Example Classroom Uses

  • Build an inclusive class culture: "A student who usually feels invisible is invited into a group without the teacher prompting."
  • Redesign feedback culture: "Students use critique to improve their work and still feel proud of trying."
  • Plan student agency: "Students propose a change to school life and adults take their reasoning seriously."
  • Design regenerative action: "The school community treats the local creek as a living system we are responsible to."

Common Pitfalls

  1. Starting with a slogan. "Everyone belongs" is not yet an event. Translate it into visible evidence.
  2. Listing values without structures. Values matter, but they need routines, artefacts, roles, and feedback loops.
  3. Ignoring current constraints. Aspirational does not mean unrealistic.
  4. Putting the burden only on students. Name adult and institutional structures too.
  5. Treating mental models as posters.
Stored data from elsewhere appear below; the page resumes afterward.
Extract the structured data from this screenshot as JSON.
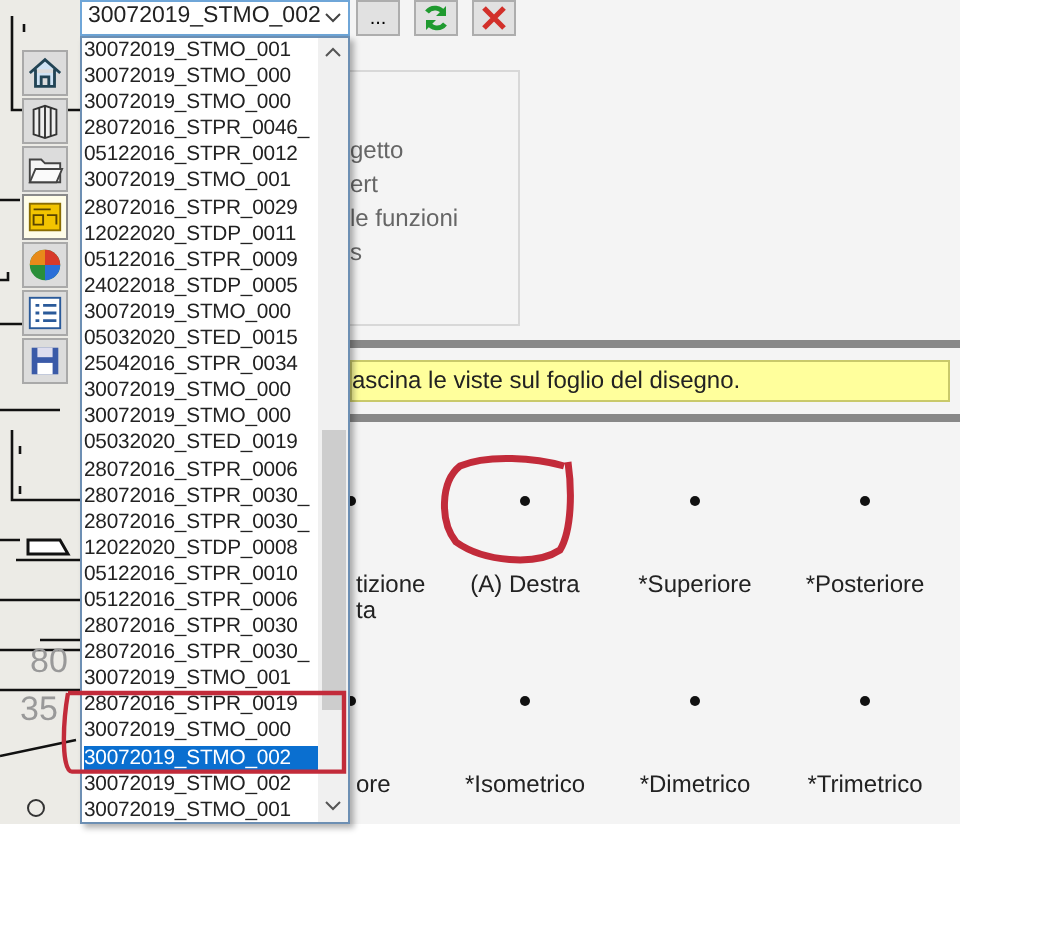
{
  "combo": {
    "value": "30072019_STMO_002"
  },
  "toolbar": [
    {
      "kind": "more",
      "label": "..."
    },
    {
      "kind": "refresh"
    },
    {
      "kind": "close"
    }
  ],
  "sidebar_icons": [
    {
      "kind": "home",
      "selected": false
    },
    {
      "kind": "book",
      "selected": false
    },
    {
      "kind": "folder",
      "selected": false
    },
    {
      "kind": "layout",
      "selected": true
    },
    {
      "kind": "color",
      "selected": false
    },
    {
      "kind": "list",
      "selected": false
    },
    {
      "kind": "save",
      "selected": false
    }
  ],
  "list": {
    "items": [
      {
        "label": "30072019_STMO_001",
        "selected": false
      },
      {
        "label": "30072019_STMO_000",
        "selected": false
      },
      {
        "label": "30072019_STMO_000",
        "selected": false
      },
      {
        "label": "28072016_STPR_0046_",
        "selected": false
      },
      {
        "label": "05122016_STPR_0012",
        "selected": false
      },
      {
        "label": "30072019_STMO_001",
        "selected": false
      },
      {
        "label": "28072016_STPR_0029",
        "selected": false
      },
      {
        "label": "12022020_STDP_0011",
        "selected": false
      },
      {
        "label": "05122016_STPR_0009",
        "selected": false
      },
      {
        "label": "24022018_STDP_0005",
        "selected": false
      },
      {
        "label": "30072019_STMO_000",
        "selected": false
      },
      {
        "label": "05032020_STED_0015",
        "selected": false
      },
      {
        "label": "25042016_STPR_0034",
        "selected": false
      },
      {
        "label": "30072019_STMO_000",
        "selected": false
      },
      {
        "label": "30072019_STMO_000",
        "selected": false
      },
      {
        "label": "05032020_STED_0019",
        "selected": false
      },
      {
        "label": "28072016_STPR_0006",
        "selected": false
      },
      {
        "label": "28072016_STPR_0030_",
        "selected": false
      },
      {
        "label": "28072016_STPR_0030_",
        "selected": false
      },
      {
        "label": "12022020_STDP_0008",
        "selected": false
      },
      {
        "label": "05122016_STPR_0010",
        "selected": false
      },
      {
        "label": "05122016_STPR_0006",
        "selected": false
      },
      {
        "label": "28072016_STPR_0030",
        "selected": false
      },
      {
        "label": "28072016_STPR_0030_",
        "selected": false
      },
      {
        "label": "30072019_STMO_001",
        "selected": false
      },
      {
        "label": "28072016_STPR_0019",
        "selected": false
      },
      {
        "label": "30072019_STMO_000",
        "selected": false
      },
      {
        "label": "30072019_STMO_002",
        "selected": true
      },
      {
        "label": "30072019_STMO_002",
        "selected": false
      },
      {
        "label": "30072019_STMO_001",
        "selected": false
      }
    ]
  },
  "panel_options": [
    "getto",
    "ert",
    "le funzioni",
    "s"
  ],
  "hint": "ascina le viste sul foglio del disegno.",
  "views": [
    {
      "lines": [
        "tizione",
        "ta"
      ]
    },
    {
      "lines": [
        "(A) Destra"
      ]
    },
    {
      "lines": [
        "*Superiore"
      ]
    },
    {
      "lines": [
        "*Posteriore"
      ]
    },
    {
      "lines": [
        "ore"
      ]
    },
    {
      "lines": [
        "*Isometrico"
      ]
    },
    {
      "lines": [
        "*Dimetrico"
      ]
    },
    {
      "lines": [
        "*Trimetrico"
      ]
    }
  ],
  "drawing_labels": [
    "80",
    "35"
  ],
  "annotations": [
    {
      "kind": "circle"
    },
    {
      "kind": "rect"
    }
  ]
}
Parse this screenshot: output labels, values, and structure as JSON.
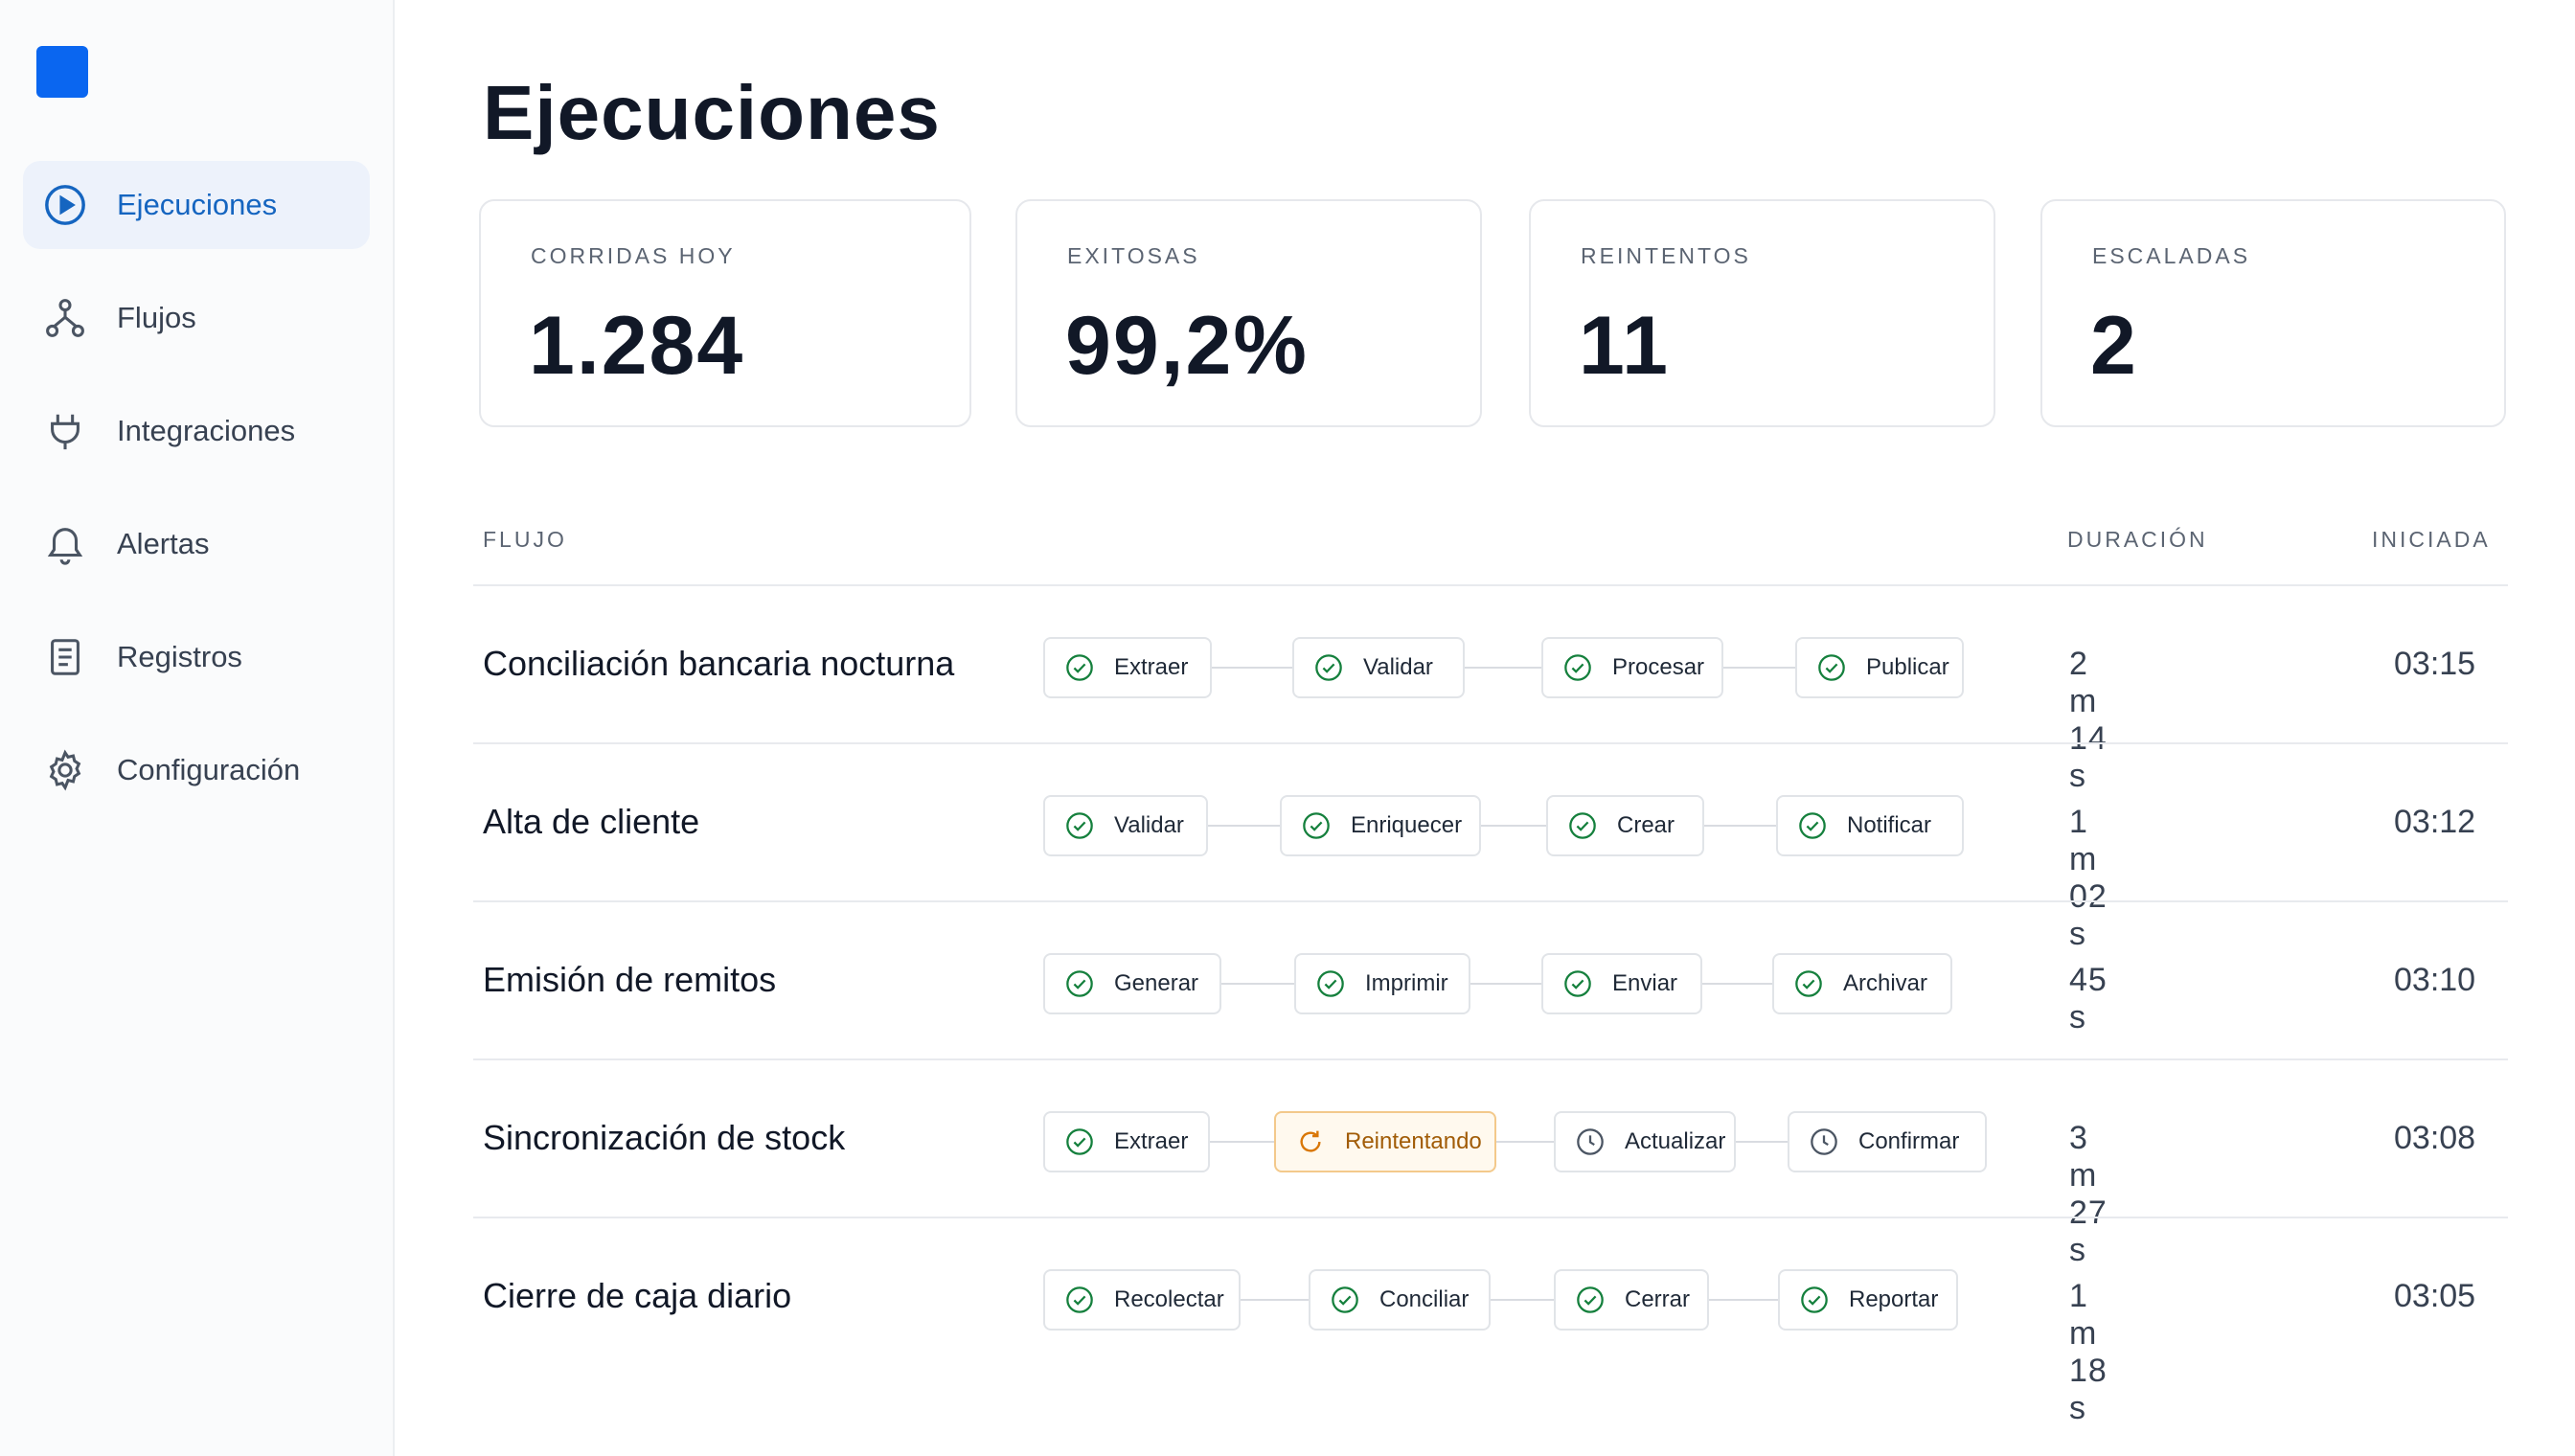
{
  "sidebar": {
    "items": [
      {
        "label": "Ejecuciones",
        "icon": "play-circle-icon",
        "active": true
      },
      {
        "label": "Flujos",
        "icon": "flow-icon",
        "active": false
      },
      {
        "label": "Integraciones",
        "icon": "plug-icon",
        "active": false
      },
      {
        "label": "Alertas",
        "icon": "bell-icon",
        "active": false
      },
      {
        "label": "Registros",
        "icon": "document-icon",
        "active": false
      },
      {
        "label": "Configuración",
        "icon": "gear-icon",
        "active": false
      }
    ]
  },
  "page": {
    "title": "Ejecuciones"
  },
  "stats": [
    {
      "label": "CORRIDAS HOY",
      "value": "1.284"
    },
    {
      "label": "EXITOSAS",
      "value": "99,2%"
    },
    {
      "label": "REINTENTOS",
      "value": "11"
    },
    {
      "label": "ESCALADAS",
      "value": "2"
    }
  ],
  "table": {
    "headers": {
      "flow": "FLUJO",
      "duration": "DURACIÓN",
      "started": "INICIADA"
    },
    "rows": [
      {
        "name": "Conciliación bancaria nocturna",
        "duration": "2 m 14 s",
        "started": "03:15",
        "steps": [
          {
            "label": "Extraer",
            "status": "done"
          },
          {
            "label": "Validar",
            "status": "done"
          },
          {
            "label": "Procesar",
            "status": "done"
          },
          {
            "label": "Publicar",
            "status": "done"
          }
        ]
      },
      {
        "name": "Alta de cliente",
        "duration": "1 m 02 s",
        "started": "03:12",
        "steps": [
          {
            "label": "Validar",
            "status": "done"
          },
          {
            "label": "Enriquecer",
            "status": "done"
          },
          {
            "label": "Crear",
            "status": "done"
          },
          {
            "label": "Notificar",
            "status": "done"
          }
        ]
      },
      {
        "name": "Emisión de remitos",
        "duration": "45 s",
        "started": "03:10",
        "steps": [
          {
            "label": "Generar",
            "status": "done"
          },
          {
            "label": "Imprimir",
            "status": "done"
          },
          {
            "label": "Enviar",
            "status": "done"
          },
          {
            "label": "Archivar",
            "status": "done"
          }
        ]
      },
      {
        "name": "Sincronización de stock",
        "duration": "3 m 27 s",
        "started": "03:08",
        "steps": [
          {
            "label": "Extraer",
            "status": "done"
          },
          {
            "label": "Reintentando",
            "status": "retrying"
          },
          {
            "label": "Actualizar",
            "status": "pending"
          },
          {
            "label": "Confirmar",
            "status": "pending"
          }
        ]
      },
      {
        "name": "Cierre de caja diario",
        "duration": "1 m 18 s",
        "started": "03:05",
        "steps": [
          {
            "label": "Recolectar",
            "status": "done"
          },
          {
            "label": "Conciliar",
            "status": "done"
          },
          {
            "label": "Cerrar",
            "status": "done"
          },
          {
            "label": "Reportar",
            "status": "done"
          }
        ]
      }
    ]
  },
  "colors": {
    "accent": "#0a66f0",
    "active_text": "#1565c0",
    "done": "#15803d",
    "retrying": "#d97706",
    "pending": "#4b5563"
  }
}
A new mental model becomes credible through repeated experience, not just words on a wall.

Known Limitations

  1. Produces a design hypothesis, not a validated programme. The aspirational iceberg and its supporting structures need testing through real classroom experiments before any claim of effectiveness can be made.
  2. May generate unreachable structures. Some identified structures may be beyond the teacher's or students' sphere of control. Teacher judgement is needed to filter for feasibility before investing in full design.
  3. Degrades with vague aspirations. "A welcoming class culture" is harder to design for than "a student who usually eats alone is invited to join a group by a peer without teacher prompting." The tool needs an observable, specific desired event to function well.
  4. Does not model time or capacity required. The skill identifies what structures are needed but not how long they take to embed, how much staff capacity they require, or what must stop to make room for them.

Verification Checklist

  • The aspiration is stated as an observable event.
  • At least five patterns/behaviours are named.
  • Structures include routines, roles, artefacts, time, feedback, and support.
  • Mental-model shifts are paired with experiences that could make them believable.
  • The first experiment is small enough to try soon.
  • The activity could be facilitated with students, not only adults.